A questo proposito, sussistono aneddoti interessanti circa i frequentatori della libreria?
Di aneddoti ce ne sono molti. Quello che più mi è rimasto impresso, risalente agli ultimi anni dell’‘800, vede protagonista un uomo, definito il “Disertore”, impiegato in una risaia del vercellese e da tutti ritenuto un analfabeta. Abitualmente, si recava a Torino con un sacco di riso e si presentava a Casanova, il quale operava con questo uno scambio: l’editore gli permetteva, infatti, di leggere libri della Luxemburg, soprattutto Cervantes in spagnolo e Tolstoj in francese. Contemporaneo è, invece, un altro personaggio, che noi chiamiamo “Walden”, vestito di stracci e infradito, sui 50 anni, dal corpo scultoreo e dalla pelle scurita dal vivere all’aria aperta, residente in un bosco e di cui non conosciamo le origini, dal momento che si esprime in spagnolo, francese e italiano, il quale legge solo libri in lingua. Anche qui, dunque, assistiamo al frantumarsi di un pregiudizio.
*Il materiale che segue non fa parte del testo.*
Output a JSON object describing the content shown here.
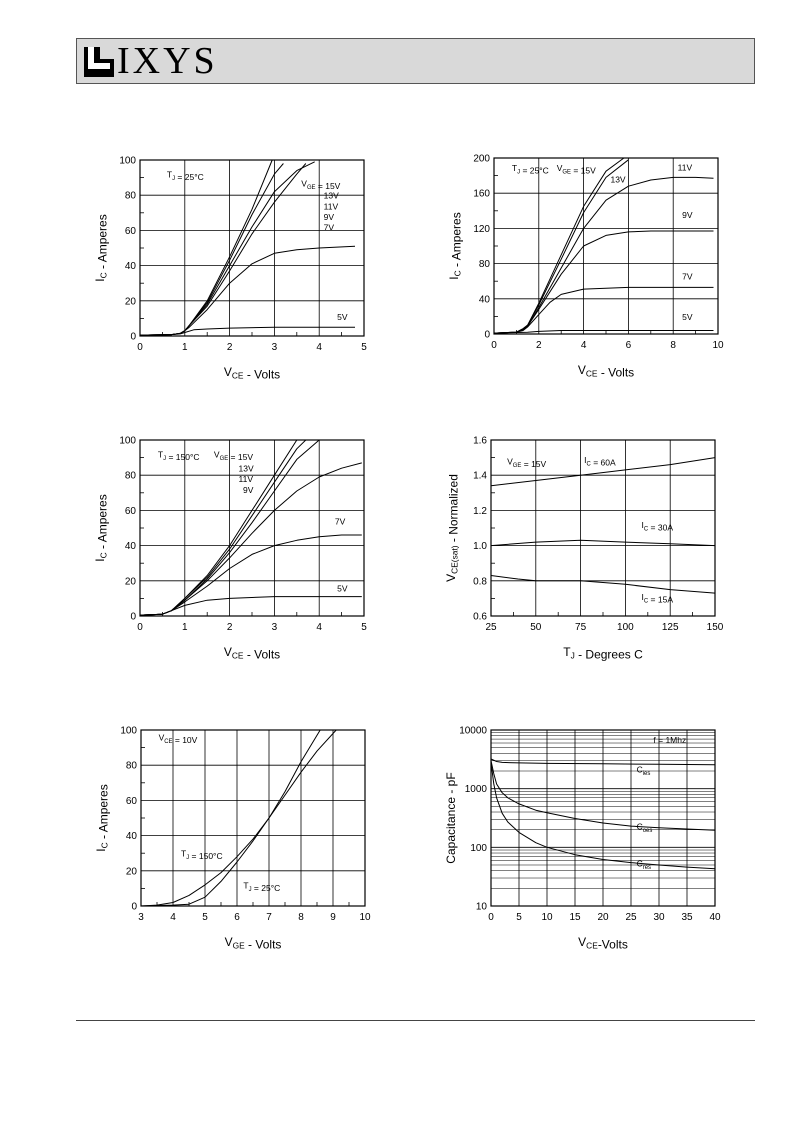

E tu, Marco, hai una sorta di “libro del cuore”, un testo che, più degli altri, ha lasciato un’impronta significativa nel tuo percorso?
Individuare un “libro del cuore” è, direi, impossibile. Sono sempre stato un lettore famelico, con una media devastante fin dagli anni dell’adolescenza, per cui molti sono i volumi che mi hanno segnato. In ogni caso, sono particolarmente attratto dalla letteratura che ha un occhio di riguardo verso coloro che, generalmente, non vengono raccontati: le anime degli scomparsi, le storie cancellate dalla polvere e, soprattutto, le archeologie private. La Storia, quindi, narrata attraverso l’elemento biografico, racconti relativi a qualcosa che conosco ma rievocato da un punto di vista inedito, in grado di condurmi in un mondo altro.
Infine, che cosa consiglieresti ai giovani che vorrebbero intraprendere il mestiere del libraio?
Innanzitutto, consiglierei, a tutti i giovanissimi appassionati di letteratura, di provare con gli stage nelle librerie, cercando di carpire ogni giorno i segreti del mestiere e di considerare l’esperienza alla stregua di un’occasione di arricchimento. E poi, di farsi in quattro senza pensare che quella del libraio possa essere la propria professione principale: l’idea, infatti, è fondere, in quest’epoca di estrema frammentarietà lavorativa, le diverse occupazioni e connettere le esperienze, accettando i compromessi e considerando questi ultimi come veri e propri punti di forza. A mio avviso, tale miscellanea professionale rende una persona che ha avuto numerose opportunità lavorative molto più forte, appunto, di una che ha sempre lavorato nel medesimo posto.